FAO report exposes fragility of agrifood systems

The report offers solutions on how to deal with sudden shocks
calendar icon 24 November 2021
clock icon 2 minute read
FAO

The Food and Agriculture Organisation of the United Nations released its State of Food and Agriculture (SOFA) 2021 report yesterday. Its focus is on making agrifood systems more resilient to shocks.

The 2021 report said countries need to make their agrifood systems more resilient to sudden shocks of the kind witnessed during the COVID-19 pandemic. Without proper preparation, unpredictable shocks will continue to undermine agrifood systems.

The report provides an assessment of the ability of national agrifood systems to respond and recover from shocks and stressors, including extreme weather events, and surges in plant and animal diseases and pests. It also offers guidance on how to improve resilience.

According to the report, approximately 3 billion people globally cannot afford a healthy diet. A further 1 billion could join them if their income was reduced by one-third. Food costs could increase for up to 845 million if disruptions to critical transport occurs.

The world has not been on track to meet its commitment to end hunger and malnutrition by 2030, FAO said. Historically, food production and supply chains have been vulnerable to climate extremes, armed conflict or increases in global food prices. The frequency and severity of these shocks, however, continue to rise.

“The pandemic highlighted both the resilience and the weakness of our agrifood systems,” said FAO Director-General QU Dongyu at a virtual event for the launch.

The report provides country-level indicators of the resilience of agrifood systems of more than 100 countries. It analyses contributing factors, including transport networks, trade movement and the availability of healthy and varied diets.

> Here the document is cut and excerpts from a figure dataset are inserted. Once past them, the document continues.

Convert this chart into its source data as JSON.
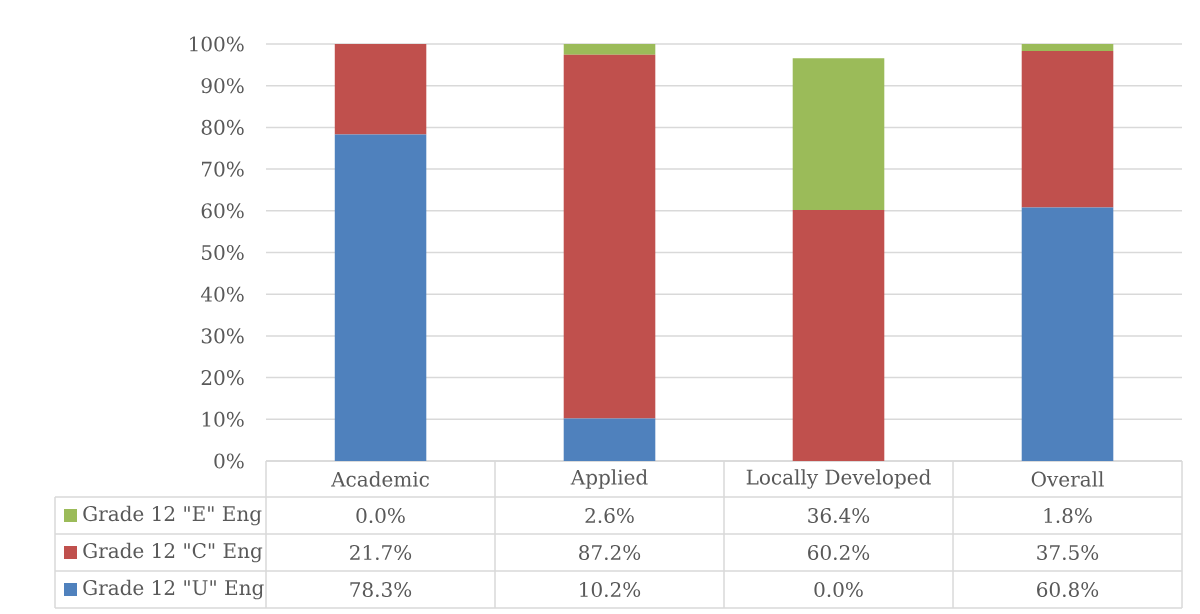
{
  "chart_data": {
    "type": "bar",
    "stacked": true,
    "categories": [
      "Academic",
      "Applied",
      "Locally Developed",
      "Overall"
    ],
    "series": [
      {
        "name": "Grade 12 \"U\" Eng",
        "color": "#4f81bd",
        "values": [
          78.3,
          10.2,
          0.0,
          60.8
        ],
        "value_labels": [
          "78.3%",
          "10.2%",
          "0.0%",
          "60.8%"
        ]
      },
      {
        "name": "Grade 12 \"C\" Eng",
        "color": "#c0504d",
        "values": [
          21.7,
          87.2,
          60.2,
          37.5
        ],
        "value_labels": [
          "21.7%",
          "87.2%",
          "60.2%",
          "37.5%"
        ]
      },
      {
        "name": "Grade 12 \"E\" Eng",
        "color": "#9bbb59",
        "values": [
          0.0,
          2.6,
          36.4,
          1.8
        ],
        "value_labels": [
          "0.0%",
          "2.6%",
          "36.4%",
          "1.8%"
        ]
      }
    ],
    "ylim": [
      0,
      100
    ],
    "yticks": [
      {
        "value": 0,
        "label": "0%"
      },
      {
        "value": 10,
        "label": "10%"
      },
      {
        "value": 20,
        "label": "20%"
      },
      {
        "value": 30,
        "label": "30%"
      },
      {
        "value": 40,
        "label": "40%"
      },
      {
        "value": 50,
        "label": "50%"
      },
      {
        "value": 60,
        "label": "60%"
      },
      {
        "value": 70,
        "label": "70%"
      },
      {
        "value": 80,
        "label": "80%"
      },
      {
        "value": 90,
        "label": "90%"
      },
      {
        "value": 100,
        "label": "100%"
      }
    ],
    "grid": "y",
    "legend": "bottom"
  }
}
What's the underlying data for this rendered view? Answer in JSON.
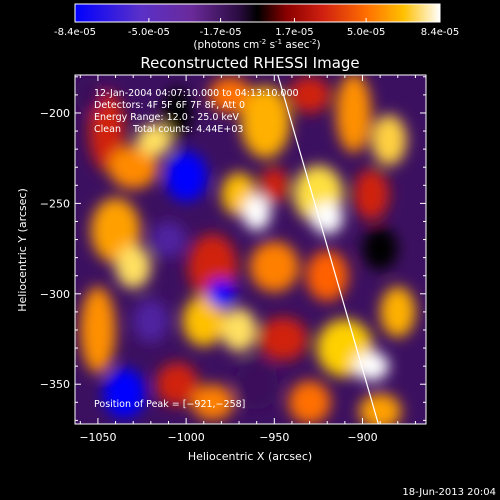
{
  "colorbar": {
    "tick_labels": [
      "-8.4e-05",
      "-5.0e-05",
      "-1.7e-05",
      "1.7e-05",
      "5.0e-05",
      "8.4e-05"
    ],
    "tick_values": [
      -8.4e-05,
      -5e-05,
      -1.7e-05,
      1.7e-05,
      5e-05,
      8.4e-05
    ],
    "range": [
      -8.4e-05,
      8.4e-05
    ],
    "units_main": "(photons cm",
    "units_sup1": "-2",
    "units_mid": " s",
    "units_sup2": "-1",
    "units_end": " asec",
    "units_sup3": "-2",
    "units_close": ")",
    "colors": [
      "#0000ff",
      "#6f2fb0",
      "#3a0f5a",
      "#000000",
      "#c01010",
      "#ff6a00",
      "#ffd000",
      "#ffffff"
    ]
  },
  "chart_data": {
    "type": "heatmap",
    "title": "Reconstructed RHESSI Image",
    "xlabel": "Heliocentric X (arcsec)",
    "ylabel": "Heliocentric Y (arcsec)",
    "xlim": [
      -1063,
      -864
    ],
    "ylim": [
      -372,
      -179
    ],
    "xticks": [
      -1050,
      -1000,
      -950,
      -900
    ],
    "xtick_labels": [
      "−1050",
      "−1000",
      "−950",
      "−900"
    ],
    "yticks": [
      -350,
      -300,
      -250,
      -200
    ],
    "ytick_labels": [
      "−350",
      "−300",
      "−250",
      "−200"
    ],
    "annotation_lines": [
      "12-Jan-2004 04:07:10.000 to 04:13:10.000",
      "Detectors: 4F 5F 6F 7F 8F, Att 0",
      "Energy Range: 12.0 - 25.0 keV",
      "Clean    Total counts: 4.44E+03"
    ],
    "peak_label": "Position of Peak = [−921,−258]",
    "peak_position": [
      -921,
      -258
    ],
    "limb_line": [
      [
        -948,
        -179
      ],
      [
        -891,
        -372
      ]
    ]
  },
  "timestamp": "18-Jun-2013 20:04"
}
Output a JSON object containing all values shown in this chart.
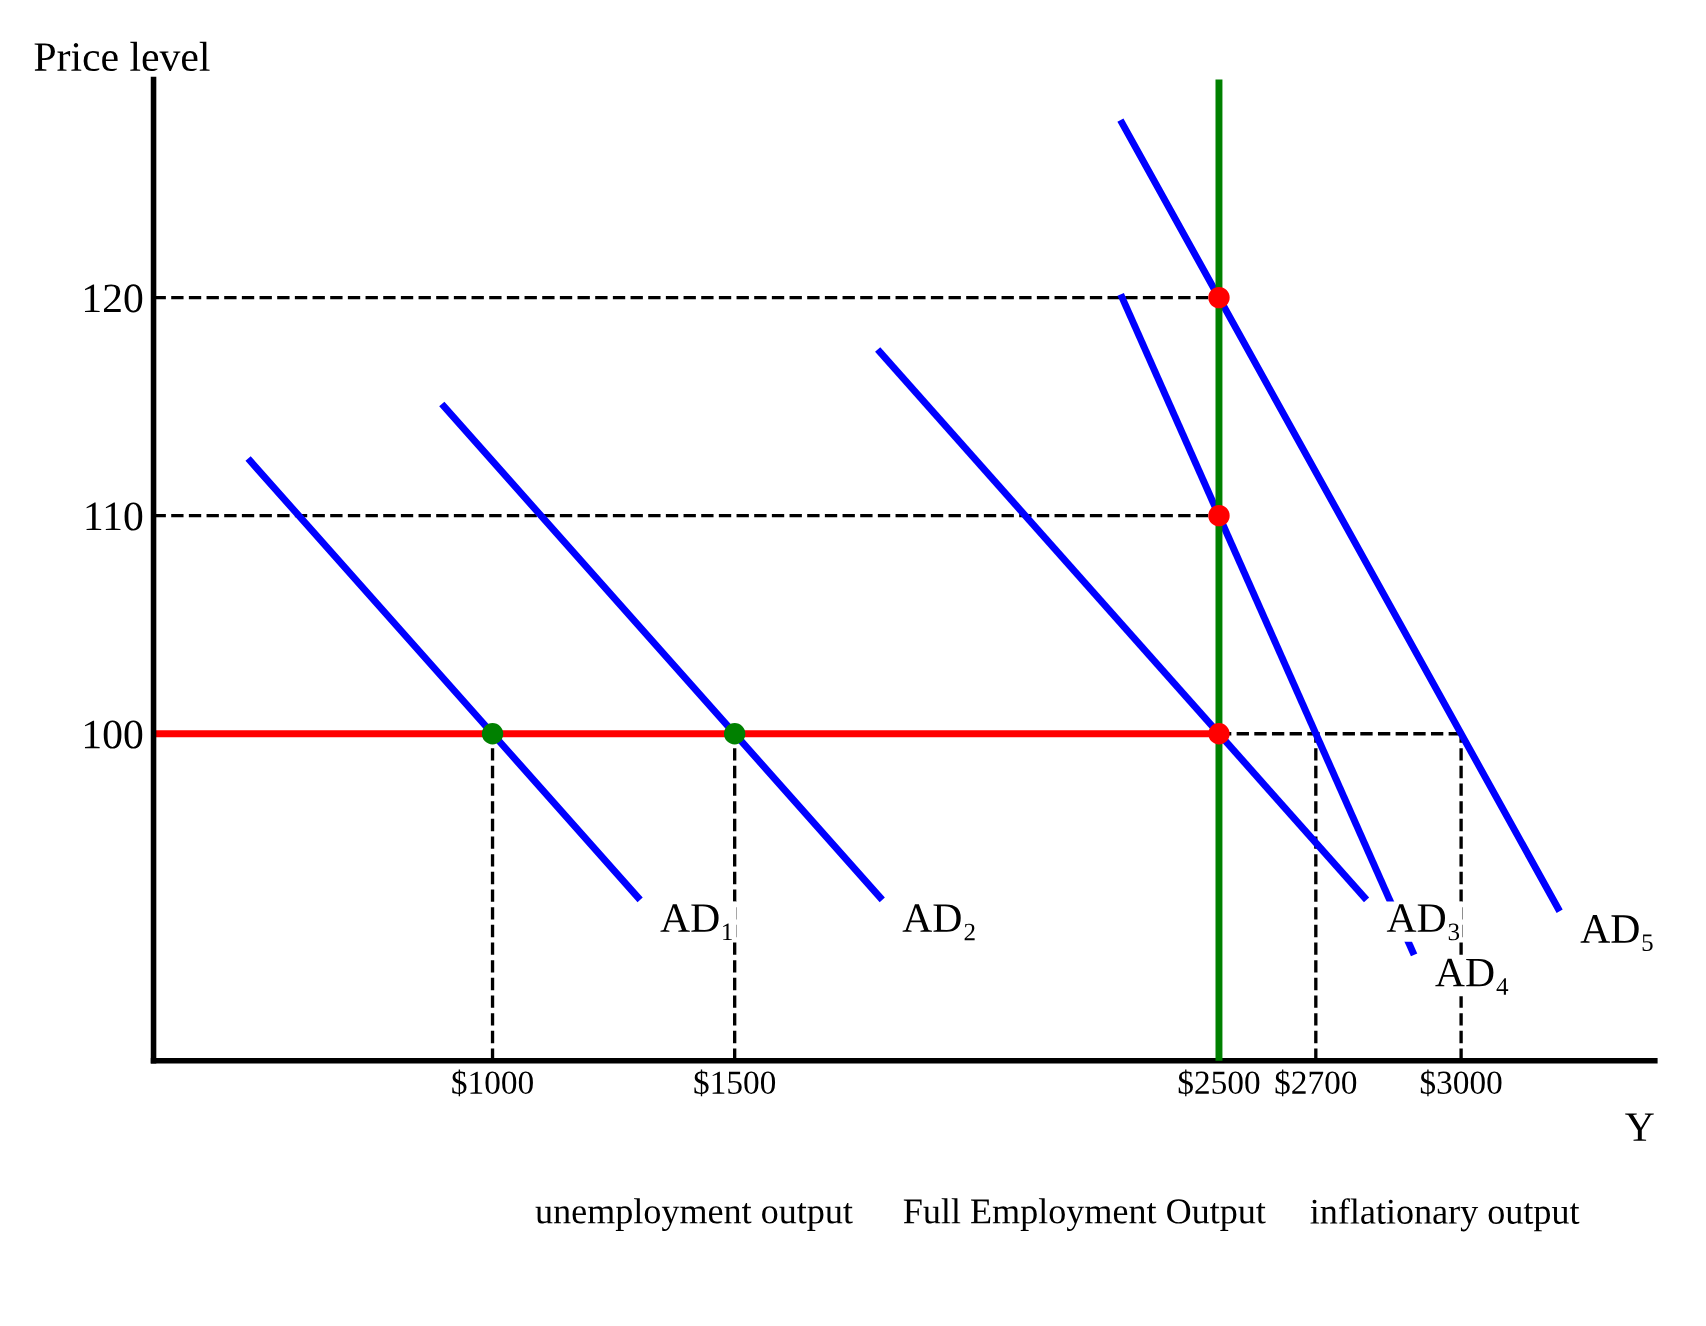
{
  "chart_data": {
    "type": "line",
    "xlabel": "Y",
    "ylabel": "Price level",
    "xlim": [
      300,
      3400
    ],
    "ylim": [
      85,
      130
    ],
    "xticks": [
      {
        "value": 1000,
        "label": "$1000"
      },
      {
        "value": 1500,
        "label": "$1500"
      },
      {
        "value": 2500,
        "label": "$2500"
      },
      {
        "value": 2700,
        "label": "$2700"
      },
      {
        "value": 3000,
        "label": "$3000"
      }
    ],
    "yticks": [
      100,
      110,
      120
    ],
    "grid": false,
    "series": [
      {
        "type": "line",
        "color": "#000000",
        "line_style": "dashed",
        "x": [
          300,
          2500
        ],
        "values": [
          120,
          120
        ]
      },
      {
        "type": "line",
        "color": "#000000",
        "line_style": "dashed",
        "x": [
          300,
          2500
        ],
        "values": [
          110,
          110
        ]
      },
      {
        "type": "line",
        "color": "#000000",
        "line_style": "dashed",
        "x": [
          2500,
          3000
        ],
        "values": [
          100,
          100
        ]
      },
      {
        "type": "line",
        "color": "#000000",
        "line_style": "dashed",
        "x": [
          1000,
          1000
        ],
        "values": [
          85,
          100
        ]
      },
      {
        "type": "line",
        "color": "#000000",
        "line_style": "dashed",
        "x": [
          1500,
          1500
        ],
        "values": [
          85,
          100
        ]
      },
      {
        "type": "line",
        "color": "#000000",
        "line_style": "dashed",
        "x": [
          2700,
          2700
        ],
        "values": [
          85,
          100
        ]
      },
      {
        "type": "line",
        "color": "#000000",
        "line_style": "dashed",
        "x": [
          3000,
          3000
        ],
        "values": [
          85,
          100
        ]
      },
      {
        "type": "line",
        "color": "#ff0000",
        "line_style": "solid",
        "x": [
          300,
          2500
        ],
        "values": [
          100,
          100
        ]
      },
      {
        "name": "AD₁",
        "color": "#0000ff",
        "line_style": "solid",
        "x": [
          500,
          1300
        ],
        "values": [
          112.5,
          92.5
        ]
      },
      {
        "name": "AD₂",
        "color": "#0000ff",
        "line_style": "solid",
        "x": [
          900,
          1800
        ],
        "values": [
          115,
          92.5
        ]
      },
      {
        "name": "AD₃",
        "color": "#0000ff",
        "line_style": "solid",
        "x": [
          1800,
          2800
        ],
        "values": [
          117.5,
          92.5
        ]
      },
      {
        "name": "AD₄",
        "color": "#0000ff",
        "line_style": "solid",
        "x": [
          2300,
          2900
        ],
        "values": [
          120,
          90
        ]
      },
      {
        "name": "AD₅",
        "color": "#0000ff",
        "line_style": "solid",
        "x": [
          2300,
          3200
        ],
        "values": [
          128,
          92
        ]
      },
      {
        "type": "scatter",
        "color": "#008000",
        "marker": "circle",
        "x": [
          1000,
          1500
        ],
        "values": [
          100,
          100
        ]
      },
      {
        "type": "scatter",
        "color": "#ff0000",
        "marker": "circle",
        "x": [
          2500,
          2500,
          2500
        ],
        "values": [
          100,
          110,
          120
        ]
      }
    ],
    "ref_lines": [
      {
        "axis": "x",
        "value": 2500,
        "color": "#008000",
        "line_style": "solid"
      }
    ],
    "annotations": [
      "unemployment output",
      "Full Employment Output",
      "inflationary output"
    ]
  }
}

While low-income countries generally face much bigger challenges, the report's findings reveal that middle-income countries are also at risk. In Brazil, for example, 60 percent of the country’s export value comes from just one trading partner. This leaves it with fewer options if a shock hits a partner country.

Even high-income countries such as Australia and Canada are at risk from a shock because of the long distances involved in the distribution of food. For nearly half of the countries analysed by FAO experts, the closure of critical network links would increase local transport time by 20 percent or more, thereby increasing costs and food prices for consumers.

Based on the evidence of the report, FAO recommends that governments make resilience in agrifood systems a strategic part of their responses to ongoing and future challenges. The key to this resilience is diversification, said the report - diversification of input sources, production, markets and supply chains.

FAO also points to the value of connectivity. Well-connected agrifood networks are better able to overcome disruptions by shifting sources of supply and channels for transport, marketing, inputs and labour.